J'ai été bien malheureux!—continua Patrick,—mon histoire est celle de plusieurs millions de mes compatriotes. Le tableau des misères humaines est continuellement sous les yeux des malheureux Irlandais; sur les terres à céréales, on sème des cailloux pour obtenir une herbe fine, succulente, nécessaire, dit-on, à la nourriture des animaux de luxe, et les pauvres fermiers en sont indignement chassés!… Qu'importe aux lords les clameurs de quelques millions de mendiants qu'ils accablent d'exactions!… A leurs yeux, ne sommes-nous pas ces Cananéens maudits que Dieu vomit dans sa colère!… Nous la cultivons, cette terre d'Irlande, oui, mais nous la cultivons comme Caïn, en méditant la vengeance!… Angleterre, à quoi te sert de nous détruire!… crois-tu assurer ta gloire et ton triomphe sur les ruines de nos cabanes?… tu ne pourras nous dompter, et tes cruautés ne feront que graver plus profondément dans nos cœurs, la haine que nous te portons! Notre courage, qui t'a souvent procuré la victoire dans les batailles, saura te résister!
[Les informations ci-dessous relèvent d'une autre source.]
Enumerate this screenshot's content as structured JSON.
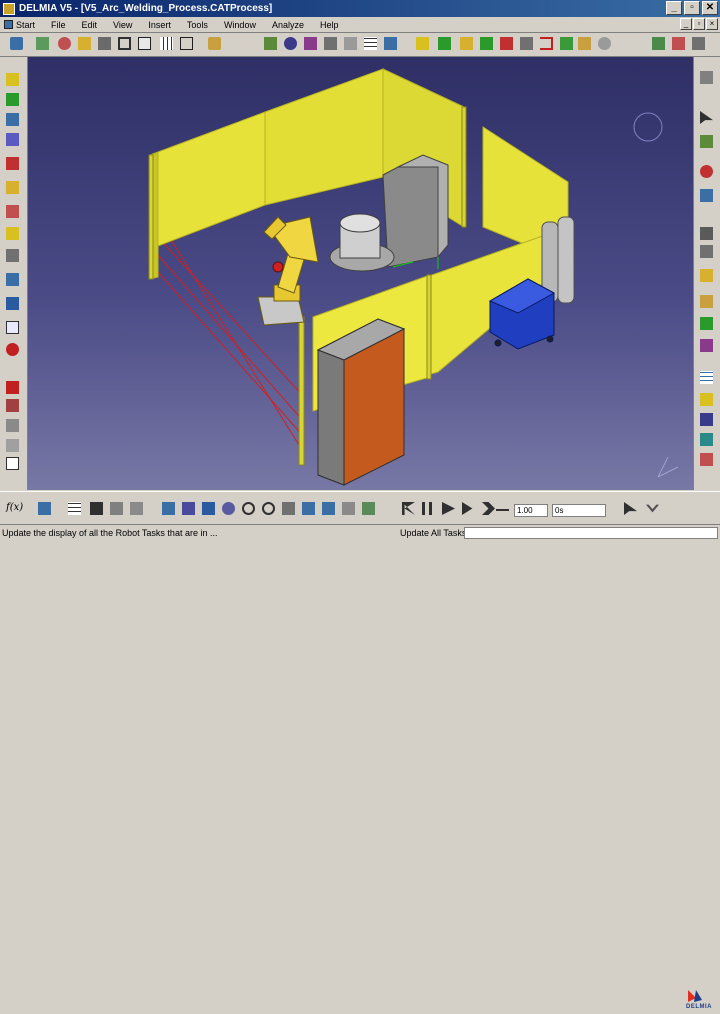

Opprimés par ta cupidité, relégués par l'orgueil de tes nobles dans une classe prétendue abjecte, nous avons le droit de protester!… Ces aristocrates!… eux dont les pères ont manié la carde et peigné la laine, nous les outrageons quand, pour leur parler, nous ne nous mettons pas la face dans la boue!… Irlande, ma pauvre patrie, tu appelles à grands cris le jour qui te délivrera de tes oppresseurs; mais tu gémiras peut-être longtemps encore sous le joug! tes bourreaux ont prononcé sur tes enfants l'implacable anathème du Pharaon!…[143].